The Navy portion of the joint endeavor evolves from existing systems while leveraging and improving the capabilities of each, "so that it all fits together to provide a leap in capability," Carr said.

These systems are the Navy's E-2D Advanced Hawkeye, Aegis combat system, the SM-6 ExtendedRange Active Missile and the Navy's Cooperative Engagement Capability (CEC), which fuses tracking data from many sources and distributes it to all.

* The E-2D offers theater air missile defense enhancements that include the ADS-18, a rotating electronically steered array radar for superior overland performance, far greater precision and a higher degree of automation compared to the present E-2 variants, Carr said.

* Aegis open architecture increases the computing power of the combat systems necessary to perform future missions, and allows for ease of future war fighting upgrades.

* The SM-6 Extended Range Active Missile is being developed with a future integrated fire-control capability that will engage remote tracks not held on the firing ship's radar or covered by a firing ship's fire control illuminators. Employing the legacy SM-2 Block IV airframe and Advanced Medium Range Air-to-Air active seeker technology, the SM-6 will provide the Navy with an increased capability against over-the-horizon anti-air threats.

* CEC will be the network that ties it all together, for example enabling the E-2 to communicate directly with Aegis to generate and update the targeting basket for the missile. That will provide a huge advantage, according to Carr.

Today, an inbound enemy missile headed toward a sea base at very long range might not be visible.

"But if we had an elevated sensor, maybe with the E-2, we can know that it's coming and actually send a missile on its way to engage the target before it would even come in range of the illuminators," he said. "It gives us longer range."

Carr said the other services are tackling similar networked systems as well. The Army's Joint Land-Attack Cruise Missile Defense Elevated Netted Sensor System, or even radar from ashore, could be incorporated into an eventual joint fires scheme, providing an overland capability.

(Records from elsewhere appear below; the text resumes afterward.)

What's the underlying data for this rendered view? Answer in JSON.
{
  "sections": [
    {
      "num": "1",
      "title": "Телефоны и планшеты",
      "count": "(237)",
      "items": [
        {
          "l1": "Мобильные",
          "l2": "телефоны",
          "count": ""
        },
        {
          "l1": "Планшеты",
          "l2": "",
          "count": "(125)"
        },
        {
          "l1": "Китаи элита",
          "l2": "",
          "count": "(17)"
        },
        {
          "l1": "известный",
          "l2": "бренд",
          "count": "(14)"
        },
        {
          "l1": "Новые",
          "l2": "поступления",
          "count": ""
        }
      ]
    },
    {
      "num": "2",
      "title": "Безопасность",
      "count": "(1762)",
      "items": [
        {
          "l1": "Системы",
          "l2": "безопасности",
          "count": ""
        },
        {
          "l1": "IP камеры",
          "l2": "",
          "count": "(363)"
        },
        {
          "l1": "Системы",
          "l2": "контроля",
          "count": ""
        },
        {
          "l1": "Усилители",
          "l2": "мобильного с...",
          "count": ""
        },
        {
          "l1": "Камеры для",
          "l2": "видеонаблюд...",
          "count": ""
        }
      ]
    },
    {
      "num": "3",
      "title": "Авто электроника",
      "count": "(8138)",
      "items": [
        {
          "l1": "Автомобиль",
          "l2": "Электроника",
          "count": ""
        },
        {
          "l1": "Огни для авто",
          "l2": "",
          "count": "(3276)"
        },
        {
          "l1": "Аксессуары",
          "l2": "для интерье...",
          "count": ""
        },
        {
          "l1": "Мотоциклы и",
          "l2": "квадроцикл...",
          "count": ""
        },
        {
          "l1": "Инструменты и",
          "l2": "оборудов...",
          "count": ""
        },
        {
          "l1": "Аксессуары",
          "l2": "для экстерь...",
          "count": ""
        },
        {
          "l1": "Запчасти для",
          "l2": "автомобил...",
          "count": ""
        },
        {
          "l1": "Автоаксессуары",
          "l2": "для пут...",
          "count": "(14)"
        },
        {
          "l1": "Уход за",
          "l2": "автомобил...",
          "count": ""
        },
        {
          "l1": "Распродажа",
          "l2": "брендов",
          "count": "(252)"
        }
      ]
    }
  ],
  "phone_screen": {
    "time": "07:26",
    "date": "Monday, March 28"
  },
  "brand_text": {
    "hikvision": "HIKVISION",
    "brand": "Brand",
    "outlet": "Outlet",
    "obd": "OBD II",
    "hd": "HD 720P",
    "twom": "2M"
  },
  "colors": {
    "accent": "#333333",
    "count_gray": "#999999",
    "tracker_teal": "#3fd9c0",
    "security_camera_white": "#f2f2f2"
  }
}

"The Army has surface-to-air missiles, so there's potential for that to be part of the system, and the Marines have shore-based radars, and use a network similar to ours, the [Tactical Component Network], so everyone is working on something," Carr said. "Ultimately, the potential is there to knit it together in a joint fashion."

Carr said such a quantum leap is aided by the Navy's use of existing systems that can be modified on the margins in order to use them in a complementary fashion.

For example, while Aegis does not currently allow a missile to launch without taking it all the way to its target, the system can be modified to accommodate the radical new SM-6 capability.

Carr said one of NIFC-CAs biggest leaps in capability will be "getting CEC up in the sky to take advantage of its full capability," where it will provide a more accurate picture by fusing together raw information from multiple radars.

Although the Navy is excited about using CEC as the data path for its new integrated fires capability, Carr said it might not evolve into the larger joint fires effort.

That path is expected to involve three components air, land and sea - he said, noting that the other services may offer other options for the data path.

The Navy expects to spend nearly $60 million for NIFC-CA through fiscal 2010, including $14.8 million in the fiscal 2007 budget alone.

Carr said the air and land "kill chains" should come on line by 2011, while the sea portion is slated for operational capability in 2014. To date there has been no designated lead agency for joint integrated fire control, though the Joint Theater Air and Missile Defense : Organization plays a role in guiding the effort.